Es una mañana rubia inebriada de sol y de alegría. Llego al río: me siento debajo de los árboles de la orilla. La perspectiva dice que es un lago el río.

A lo largo, hacia un extremo, la barranca ofrece una refracción ocrósea que ofende a los ojos; hacia el otro extremo, los oteros fingen que se envuelven con un manto de idrialina para ofrecer más primoroso encanto; y hacia cada uno de esos extremos cimbrean los bambúes con majestad de reyes, y parece que los árboles de una y otra orilla se inclinan para un estrecho abrazo….

Muy cerca del lugar donde la barranca amarillea, y debajo de un grande árbol que se alza generoso como un verde quitasol, están varias mujeres: son lavanderas. Alzan en la diestra un pequeño utensilio de madera: la paleta; y sobre la albura del lienzo, que a su vez está sobre una gran piedra, dan un golpe que se le ve dar antes que oírlo para que lo repita el eco a la distancia.

Ante cada golpe tiemblan las carnes mórbidas de aquellas mujeres, a cuyos pies las aguas pasan con rumores de voluptuosidad.

Al tronco de otros árboles están atadas en forma de luna en cuarto creciente, unas hamacas que son mecidas por sendos infantes en traje de Cupido. Algunas de esas hamacas son mudas, otras gorjean, pero otras lanzan gritos que mueven a compasión… Ante el trabajo afanoso de las humildes lavanderas, ante aquellas hamacas, y ante aquellos infantes desnudos que las mecen, me inunda una honda tristeza y me figuro que muchas de aquellas infelices mujeres ganan el pan, así tan pesadamente, para ellas y para unos hijos que no tienen a su favor, los deberes de sus padres.

De la arboleda cercana, silenciosas, unas, las más poblando el aire de algarabías, vienen diversas aves que reman en lo azul, cruzan el río, y se pierden en lo azul, son tórtolas aliblancas, bullangueras cotorras, garzas blancas, garzas morenas, pitirres y ruiseñores.

Imagino la línea que trazaron con su vuelo, como abanicaron sus alas al pasar y me admira más que el vuelo de las otras aves, el volar elegante de los ruiseñores. Así la fantasía de los poetas…

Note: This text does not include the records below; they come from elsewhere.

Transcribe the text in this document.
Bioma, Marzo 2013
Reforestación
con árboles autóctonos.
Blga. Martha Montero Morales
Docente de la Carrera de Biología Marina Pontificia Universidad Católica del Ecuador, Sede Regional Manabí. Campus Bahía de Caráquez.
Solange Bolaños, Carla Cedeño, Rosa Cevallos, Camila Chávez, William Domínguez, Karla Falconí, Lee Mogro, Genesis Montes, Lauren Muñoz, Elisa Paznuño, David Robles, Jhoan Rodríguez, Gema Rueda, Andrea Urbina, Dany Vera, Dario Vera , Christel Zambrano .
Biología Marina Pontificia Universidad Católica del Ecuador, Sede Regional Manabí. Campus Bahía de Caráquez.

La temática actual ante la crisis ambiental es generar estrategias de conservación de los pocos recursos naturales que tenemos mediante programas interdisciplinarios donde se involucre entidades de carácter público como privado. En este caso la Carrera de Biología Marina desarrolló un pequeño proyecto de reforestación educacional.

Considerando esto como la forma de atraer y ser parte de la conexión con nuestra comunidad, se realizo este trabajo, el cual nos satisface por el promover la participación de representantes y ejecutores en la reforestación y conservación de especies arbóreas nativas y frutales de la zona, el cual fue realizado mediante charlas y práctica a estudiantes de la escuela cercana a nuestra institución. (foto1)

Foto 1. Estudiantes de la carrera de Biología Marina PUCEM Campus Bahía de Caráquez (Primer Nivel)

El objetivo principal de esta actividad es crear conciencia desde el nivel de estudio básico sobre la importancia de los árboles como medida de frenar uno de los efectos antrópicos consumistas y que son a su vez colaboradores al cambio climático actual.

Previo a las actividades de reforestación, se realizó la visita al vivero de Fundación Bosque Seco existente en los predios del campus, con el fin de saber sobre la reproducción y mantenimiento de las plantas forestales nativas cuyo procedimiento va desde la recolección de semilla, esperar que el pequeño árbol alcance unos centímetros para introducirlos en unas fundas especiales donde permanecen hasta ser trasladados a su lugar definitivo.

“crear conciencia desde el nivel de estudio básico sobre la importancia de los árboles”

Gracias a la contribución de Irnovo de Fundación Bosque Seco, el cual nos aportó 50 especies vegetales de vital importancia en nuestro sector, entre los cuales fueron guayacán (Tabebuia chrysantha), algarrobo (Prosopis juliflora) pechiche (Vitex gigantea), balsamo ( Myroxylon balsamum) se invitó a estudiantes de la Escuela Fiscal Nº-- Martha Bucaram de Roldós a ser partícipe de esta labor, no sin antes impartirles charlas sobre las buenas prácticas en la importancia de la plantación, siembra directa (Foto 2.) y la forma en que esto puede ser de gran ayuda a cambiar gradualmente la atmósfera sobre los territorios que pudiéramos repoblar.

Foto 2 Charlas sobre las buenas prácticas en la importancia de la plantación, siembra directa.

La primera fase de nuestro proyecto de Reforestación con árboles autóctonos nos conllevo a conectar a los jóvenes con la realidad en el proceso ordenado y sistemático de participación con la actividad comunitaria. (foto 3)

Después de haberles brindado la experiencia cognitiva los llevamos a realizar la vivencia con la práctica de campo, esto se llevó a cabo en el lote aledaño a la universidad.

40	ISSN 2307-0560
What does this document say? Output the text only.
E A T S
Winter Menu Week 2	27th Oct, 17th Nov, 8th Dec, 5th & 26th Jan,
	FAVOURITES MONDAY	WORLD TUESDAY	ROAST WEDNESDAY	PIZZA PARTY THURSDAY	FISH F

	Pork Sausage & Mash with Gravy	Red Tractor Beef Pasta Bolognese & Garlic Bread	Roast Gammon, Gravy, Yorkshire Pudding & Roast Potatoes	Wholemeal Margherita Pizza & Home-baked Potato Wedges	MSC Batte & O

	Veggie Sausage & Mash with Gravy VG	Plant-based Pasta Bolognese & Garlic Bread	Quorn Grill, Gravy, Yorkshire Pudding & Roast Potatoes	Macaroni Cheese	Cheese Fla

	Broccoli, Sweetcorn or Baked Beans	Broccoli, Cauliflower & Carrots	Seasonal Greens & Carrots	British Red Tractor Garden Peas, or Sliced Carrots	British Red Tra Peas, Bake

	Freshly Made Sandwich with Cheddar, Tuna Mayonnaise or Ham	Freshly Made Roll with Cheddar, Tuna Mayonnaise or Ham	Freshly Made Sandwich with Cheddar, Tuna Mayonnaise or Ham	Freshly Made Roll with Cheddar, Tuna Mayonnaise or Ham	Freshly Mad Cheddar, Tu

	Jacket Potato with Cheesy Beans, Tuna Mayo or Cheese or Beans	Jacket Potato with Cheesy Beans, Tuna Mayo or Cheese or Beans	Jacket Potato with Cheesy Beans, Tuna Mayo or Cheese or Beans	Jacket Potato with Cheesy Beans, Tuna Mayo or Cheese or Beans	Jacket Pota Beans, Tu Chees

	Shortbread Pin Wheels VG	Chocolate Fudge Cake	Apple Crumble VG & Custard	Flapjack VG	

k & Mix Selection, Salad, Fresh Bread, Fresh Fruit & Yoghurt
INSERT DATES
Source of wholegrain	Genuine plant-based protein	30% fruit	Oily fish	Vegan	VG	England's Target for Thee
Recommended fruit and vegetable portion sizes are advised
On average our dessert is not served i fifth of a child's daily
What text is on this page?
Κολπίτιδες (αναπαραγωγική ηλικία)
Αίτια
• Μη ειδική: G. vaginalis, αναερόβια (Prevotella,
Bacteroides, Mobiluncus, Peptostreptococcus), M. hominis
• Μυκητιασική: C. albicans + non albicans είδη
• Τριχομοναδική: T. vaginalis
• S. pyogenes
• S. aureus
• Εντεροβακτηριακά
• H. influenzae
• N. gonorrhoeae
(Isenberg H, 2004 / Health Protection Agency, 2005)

Lejos diviso un padrejón oscuro: me atrae, voy a verlo y noto que lo ha escalado un insecto que suplica al Sol y a la brisa que rompan la delgada membrana que lo envuelve para transformarse en autópsida libélula. El milagro se verifica, y ya ese tierno insecto, espera la hora inminente del vuelo para ir con sus neurópteras hermanas, dando un beso en el cristal del agua, para que ese beso sea el centro de un rizado círculo que se ensancha, se ensancha y se deshace. Medito algunos instantes acerca del misterio de la vida…

La mañana, de rubia como era, por un milagro de intensidad de la luz, se ha tornado en azul y vaporosa. El girar de la Tierra me hace creer que el Sol ha dado ya un gigante paso.

Necesito emprender las tareas de este día y doy la espalda al río.

 

 

Juan de Jesús Reyes Aranda (1872-1962). Es, sin duda alguna un exquisito poeta. Su obra y su vida ha sido condensada y descrita por Francisco Almonte en La atesorada luz poética de Juan de Jesús Reyes, Editorial Lozano (2009). Aunque casi toda su extensa producción lírica es versal, hay algunos poemas en prosa, y hasta unos versos libres, pero en los dos en prosa con los que iniciamos su selección fueron publicados en una revista de Santiago de los Caballeros, demostrando en ellos un extraordinario dominio del lenguaje. Fue maestro, empleado municipal y un padre que dejó veinte hijos, por lo que la nota amorosa abunda junto a la patriótica con sus cantos a los héroes y gestas nacionales y sus famosos versos de La Barranquita contra el invasor norteño. Su dominio del verso, junto a la plasticidad indudable de su estro poético, y su riqueza de léxico que podrá notar el lector con el uso adecuado de palabras que no son de todos los días: Inebriada, ocróseas, idrialina, orbitela, autópsida, orobias, neurópteras. Por todo ello podemos decir que fue poeta de verdad y como tal, trascendió épocas y movimientos.